Hugo Coya

En la compleja telaraña en la que se ha convertido la política peruana, tejida con fibras de poder, ambiciones desbordantes, salpicada por personajes de baja estofa y rencillas rastreras, surge la silueta de Nicanor Boluarte, hermano de la presidenta Dina Boluarte, como reciente epicentro de la controversia.

Su citación por parte de la fiscalía, a raíz de las acusaciones que envuelven colusión y tráfico de influencias en torno de una asignación presupuestal de S/20 millones para obras en el distrito de Nanchoc (Cajamarca), no es solo una instancia aislada; es, más bien, un eslabón en una larga cadena de episodios en los que las acciones de los parientes de los gobernantes han oscurecido las gestiones con sus sombras.
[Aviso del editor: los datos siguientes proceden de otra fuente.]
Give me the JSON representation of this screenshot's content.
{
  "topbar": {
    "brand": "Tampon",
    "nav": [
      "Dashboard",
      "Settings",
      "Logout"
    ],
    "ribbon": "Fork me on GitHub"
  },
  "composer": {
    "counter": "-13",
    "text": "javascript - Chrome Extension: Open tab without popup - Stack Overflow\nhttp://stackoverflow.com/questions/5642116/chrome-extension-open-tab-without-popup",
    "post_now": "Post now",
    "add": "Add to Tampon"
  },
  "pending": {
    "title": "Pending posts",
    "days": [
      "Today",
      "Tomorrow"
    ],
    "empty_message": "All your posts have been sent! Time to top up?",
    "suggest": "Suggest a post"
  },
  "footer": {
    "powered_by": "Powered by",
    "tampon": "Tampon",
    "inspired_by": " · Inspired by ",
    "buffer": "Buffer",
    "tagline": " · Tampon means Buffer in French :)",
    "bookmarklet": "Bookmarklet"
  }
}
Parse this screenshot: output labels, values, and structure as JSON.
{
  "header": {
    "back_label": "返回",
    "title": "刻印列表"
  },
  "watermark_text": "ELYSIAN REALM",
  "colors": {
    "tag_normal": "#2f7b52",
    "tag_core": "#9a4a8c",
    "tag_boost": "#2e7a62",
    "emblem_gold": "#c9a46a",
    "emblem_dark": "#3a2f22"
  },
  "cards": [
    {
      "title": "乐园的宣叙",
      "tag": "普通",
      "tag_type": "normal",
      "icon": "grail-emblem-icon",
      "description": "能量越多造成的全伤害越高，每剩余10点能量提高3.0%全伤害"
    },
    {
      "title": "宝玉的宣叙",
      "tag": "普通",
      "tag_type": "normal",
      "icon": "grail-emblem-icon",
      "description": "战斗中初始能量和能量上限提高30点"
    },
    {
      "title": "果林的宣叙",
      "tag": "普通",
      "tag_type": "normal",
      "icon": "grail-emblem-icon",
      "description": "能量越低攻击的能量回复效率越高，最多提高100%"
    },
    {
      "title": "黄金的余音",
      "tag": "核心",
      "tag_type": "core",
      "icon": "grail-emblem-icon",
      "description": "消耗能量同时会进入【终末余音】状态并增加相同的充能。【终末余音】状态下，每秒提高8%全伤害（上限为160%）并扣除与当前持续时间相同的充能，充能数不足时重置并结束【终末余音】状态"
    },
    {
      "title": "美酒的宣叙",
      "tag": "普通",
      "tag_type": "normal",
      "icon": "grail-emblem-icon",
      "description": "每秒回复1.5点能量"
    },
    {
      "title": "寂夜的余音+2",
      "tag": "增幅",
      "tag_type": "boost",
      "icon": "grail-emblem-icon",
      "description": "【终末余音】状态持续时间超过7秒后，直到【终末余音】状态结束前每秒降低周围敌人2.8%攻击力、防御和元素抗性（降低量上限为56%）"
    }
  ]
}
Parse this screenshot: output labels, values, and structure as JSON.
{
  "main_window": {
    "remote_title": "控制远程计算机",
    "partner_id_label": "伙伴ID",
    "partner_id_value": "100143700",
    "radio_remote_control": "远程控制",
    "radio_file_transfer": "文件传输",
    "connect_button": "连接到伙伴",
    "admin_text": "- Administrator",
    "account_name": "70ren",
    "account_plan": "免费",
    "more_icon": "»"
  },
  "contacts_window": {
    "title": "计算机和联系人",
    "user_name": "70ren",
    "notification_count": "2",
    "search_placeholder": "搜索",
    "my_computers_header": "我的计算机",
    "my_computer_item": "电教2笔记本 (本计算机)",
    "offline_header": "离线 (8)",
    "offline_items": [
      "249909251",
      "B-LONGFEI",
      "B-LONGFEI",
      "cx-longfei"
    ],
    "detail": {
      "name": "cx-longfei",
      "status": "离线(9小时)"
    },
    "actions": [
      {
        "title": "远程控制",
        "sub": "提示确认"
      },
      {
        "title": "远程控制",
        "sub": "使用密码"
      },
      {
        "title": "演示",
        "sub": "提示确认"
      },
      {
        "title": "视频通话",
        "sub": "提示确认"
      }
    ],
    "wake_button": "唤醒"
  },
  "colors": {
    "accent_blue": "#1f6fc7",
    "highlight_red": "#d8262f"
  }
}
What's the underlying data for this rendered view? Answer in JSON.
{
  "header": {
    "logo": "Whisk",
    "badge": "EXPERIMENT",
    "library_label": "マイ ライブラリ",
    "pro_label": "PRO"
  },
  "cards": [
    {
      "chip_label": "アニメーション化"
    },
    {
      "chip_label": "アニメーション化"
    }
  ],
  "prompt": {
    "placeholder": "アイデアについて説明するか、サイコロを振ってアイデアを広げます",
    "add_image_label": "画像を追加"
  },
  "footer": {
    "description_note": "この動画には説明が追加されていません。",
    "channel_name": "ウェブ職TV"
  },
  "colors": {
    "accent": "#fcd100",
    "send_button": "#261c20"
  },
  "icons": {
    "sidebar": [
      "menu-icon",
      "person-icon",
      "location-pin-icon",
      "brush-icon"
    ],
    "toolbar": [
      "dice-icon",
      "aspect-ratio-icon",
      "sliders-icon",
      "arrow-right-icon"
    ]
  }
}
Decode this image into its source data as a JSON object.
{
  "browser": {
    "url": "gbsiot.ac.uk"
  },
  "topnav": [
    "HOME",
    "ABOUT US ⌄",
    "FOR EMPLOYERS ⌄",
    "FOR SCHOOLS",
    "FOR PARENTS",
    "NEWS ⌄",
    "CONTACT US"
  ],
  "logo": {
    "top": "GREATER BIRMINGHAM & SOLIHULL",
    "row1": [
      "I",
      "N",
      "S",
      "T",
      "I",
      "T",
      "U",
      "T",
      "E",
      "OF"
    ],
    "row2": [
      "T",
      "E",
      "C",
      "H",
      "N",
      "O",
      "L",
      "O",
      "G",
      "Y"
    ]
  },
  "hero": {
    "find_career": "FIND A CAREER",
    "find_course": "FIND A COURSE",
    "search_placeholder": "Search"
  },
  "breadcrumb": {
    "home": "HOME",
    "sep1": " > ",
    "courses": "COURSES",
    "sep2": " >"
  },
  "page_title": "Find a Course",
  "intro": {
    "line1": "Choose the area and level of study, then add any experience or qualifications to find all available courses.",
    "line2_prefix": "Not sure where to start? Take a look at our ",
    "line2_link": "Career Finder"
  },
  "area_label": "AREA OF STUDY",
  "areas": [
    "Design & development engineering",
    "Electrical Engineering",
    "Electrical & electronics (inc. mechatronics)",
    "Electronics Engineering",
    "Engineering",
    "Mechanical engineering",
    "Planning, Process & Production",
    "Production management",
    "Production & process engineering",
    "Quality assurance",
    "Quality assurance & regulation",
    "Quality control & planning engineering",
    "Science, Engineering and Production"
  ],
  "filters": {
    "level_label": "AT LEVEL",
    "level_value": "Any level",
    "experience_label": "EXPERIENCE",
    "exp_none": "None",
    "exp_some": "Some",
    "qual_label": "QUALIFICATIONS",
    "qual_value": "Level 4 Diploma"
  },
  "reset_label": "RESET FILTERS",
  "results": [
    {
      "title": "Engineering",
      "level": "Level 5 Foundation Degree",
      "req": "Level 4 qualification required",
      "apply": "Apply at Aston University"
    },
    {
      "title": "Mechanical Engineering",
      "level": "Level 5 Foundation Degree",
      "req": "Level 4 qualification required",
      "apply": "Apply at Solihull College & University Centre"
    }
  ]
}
En los susurros del pasado, las crónicas desvelan a Luis Hurtado de Mendoza, hijo del virrey García Hurtado de Mendoza, que gobernó entre 1589 y 1596. En este laberinto de recuerdos, emerge él, cuyas manos no temían ensuciarse con el oro de los sobornos. En 1561, los encomenderos de Lima le entregaron 20.000 pesos, buscando la influencia paterna para el lucrativo “quinto real”. Al año siguiente, en Cusco, repitió su juego de poder, aceptando sobornos para el derecho de explotar las minas de Potosí.

En los tiempos republicanos, situaciones similares se suscitaron durante distintos regímenes, pasando por la era de Augusto B. Leguía hasta llegar a los tiempos de Alberto Fujimori y Alejandro Toledo, solo por citar algunos ejemplos. Los hermanos, hijos y otros familiares cercanos como protagonistas recurrentes en controversias y acusaciones de corrupción.

Retazos de historia, aunque distantes, aún resuenan, recordándonos lecciones antiguas en ecos que trascienden el tiempo.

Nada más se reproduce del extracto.